Early sporting goods depended heavily on wood (bats, ski's, backpacks, etc.), as did boats, airplanes, furniture, and musical instruments. Today, amazing feats are being accomplished with advanced design and wood. High on my list are lightweight boats, like those made by Joe Greenley at Redfish Kayak in Port Townsend, WA. His wood wonders are among the fastest and lightest boats available of any material.
As you can with Wheel Fanatyk, I'm quite fond of wood rims. It's more than nostalgia, the material makes a wonderful rim regardless of the vintage of bicycle you have in mind. I'm surprised wood rims are so little appreciated, given their virtues. However, many bicycle frame builders have discovered wood. Here are a few:
Bamboo frames by Craig Calfee have received lots of publicity, including the LA Times, Sundance Institute, and Outside Magazine.
The beautiful German frames of Waldmeister take full advantage of the springy, shock absorption potential of wood.
In Portland, OR, Daedalus Cycles has just launched a bamboo frame business.
One of the most appealing wood bicycle concepts lately is the Jano by the Austrian design firm, GP. Their Web site does a wonderful job of explaining the structural and aesthetic considerations involved in the use of wood for such a fundamental product as a bicycle frame.
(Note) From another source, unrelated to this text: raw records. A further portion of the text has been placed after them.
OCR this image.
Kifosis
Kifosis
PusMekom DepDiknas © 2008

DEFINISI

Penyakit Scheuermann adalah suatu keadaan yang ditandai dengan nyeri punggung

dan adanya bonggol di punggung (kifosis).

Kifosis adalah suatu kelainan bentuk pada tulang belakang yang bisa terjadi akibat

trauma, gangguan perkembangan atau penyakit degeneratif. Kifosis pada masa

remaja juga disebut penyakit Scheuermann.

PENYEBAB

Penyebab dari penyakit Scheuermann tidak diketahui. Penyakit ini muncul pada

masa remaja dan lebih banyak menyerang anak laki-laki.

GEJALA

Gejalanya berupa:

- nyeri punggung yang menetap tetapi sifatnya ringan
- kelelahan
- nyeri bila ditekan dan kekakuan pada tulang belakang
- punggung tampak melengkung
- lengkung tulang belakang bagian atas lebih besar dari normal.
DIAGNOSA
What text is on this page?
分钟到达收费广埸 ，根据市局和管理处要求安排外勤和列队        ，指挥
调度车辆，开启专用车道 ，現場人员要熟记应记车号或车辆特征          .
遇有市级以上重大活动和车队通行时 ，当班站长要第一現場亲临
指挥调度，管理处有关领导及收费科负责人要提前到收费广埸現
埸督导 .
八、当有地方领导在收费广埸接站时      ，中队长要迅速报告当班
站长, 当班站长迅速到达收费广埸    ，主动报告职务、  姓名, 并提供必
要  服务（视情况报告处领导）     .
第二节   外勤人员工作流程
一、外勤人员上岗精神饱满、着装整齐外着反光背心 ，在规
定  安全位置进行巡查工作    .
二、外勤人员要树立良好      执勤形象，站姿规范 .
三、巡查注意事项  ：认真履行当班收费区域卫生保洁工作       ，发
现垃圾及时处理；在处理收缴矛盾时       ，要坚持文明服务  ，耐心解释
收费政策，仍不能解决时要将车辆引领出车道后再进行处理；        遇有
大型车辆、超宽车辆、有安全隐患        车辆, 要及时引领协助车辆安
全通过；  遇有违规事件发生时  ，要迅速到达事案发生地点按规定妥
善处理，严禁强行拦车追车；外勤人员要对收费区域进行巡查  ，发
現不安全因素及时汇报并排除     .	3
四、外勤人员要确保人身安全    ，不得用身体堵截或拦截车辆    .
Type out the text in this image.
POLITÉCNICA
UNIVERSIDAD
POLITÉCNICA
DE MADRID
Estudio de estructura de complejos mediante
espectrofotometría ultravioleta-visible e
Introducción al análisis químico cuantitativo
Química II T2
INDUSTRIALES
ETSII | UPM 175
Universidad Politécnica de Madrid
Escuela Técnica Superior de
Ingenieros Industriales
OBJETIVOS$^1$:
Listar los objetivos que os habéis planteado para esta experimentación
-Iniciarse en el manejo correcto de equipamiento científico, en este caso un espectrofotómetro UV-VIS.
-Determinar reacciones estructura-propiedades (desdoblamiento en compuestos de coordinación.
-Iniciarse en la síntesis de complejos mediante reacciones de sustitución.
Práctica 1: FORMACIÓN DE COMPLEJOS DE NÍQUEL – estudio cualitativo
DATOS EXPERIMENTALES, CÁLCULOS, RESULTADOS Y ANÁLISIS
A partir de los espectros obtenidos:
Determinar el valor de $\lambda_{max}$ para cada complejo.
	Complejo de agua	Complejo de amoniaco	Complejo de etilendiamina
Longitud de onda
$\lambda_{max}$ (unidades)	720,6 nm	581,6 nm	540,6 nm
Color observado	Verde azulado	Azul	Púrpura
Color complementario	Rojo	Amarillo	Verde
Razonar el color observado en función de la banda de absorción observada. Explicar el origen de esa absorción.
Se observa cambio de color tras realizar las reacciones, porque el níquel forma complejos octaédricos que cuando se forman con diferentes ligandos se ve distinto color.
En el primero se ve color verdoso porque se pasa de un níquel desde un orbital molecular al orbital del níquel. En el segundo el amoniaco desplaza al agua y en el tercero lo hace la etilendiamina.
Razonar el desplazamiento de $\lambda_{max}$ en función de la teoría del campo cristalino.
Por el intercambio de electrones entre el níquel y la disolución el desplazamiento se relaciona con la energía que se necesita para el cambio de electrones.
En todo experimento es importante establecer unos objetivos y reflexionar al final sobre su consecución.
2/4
While there are certainly a dozen more wood bicycle makers at work, I'll just end with a glimpse at a fascinating new urban park design for NYC's Governor's Island. The Dutch design group, West8 recently won the contract for this project. They envision wood bicycles for the use of visitors. What a delightful concept. [this plan did not happen]
So, when are these "enlightened" designers going to wake up to wood rims? Soon, we hope!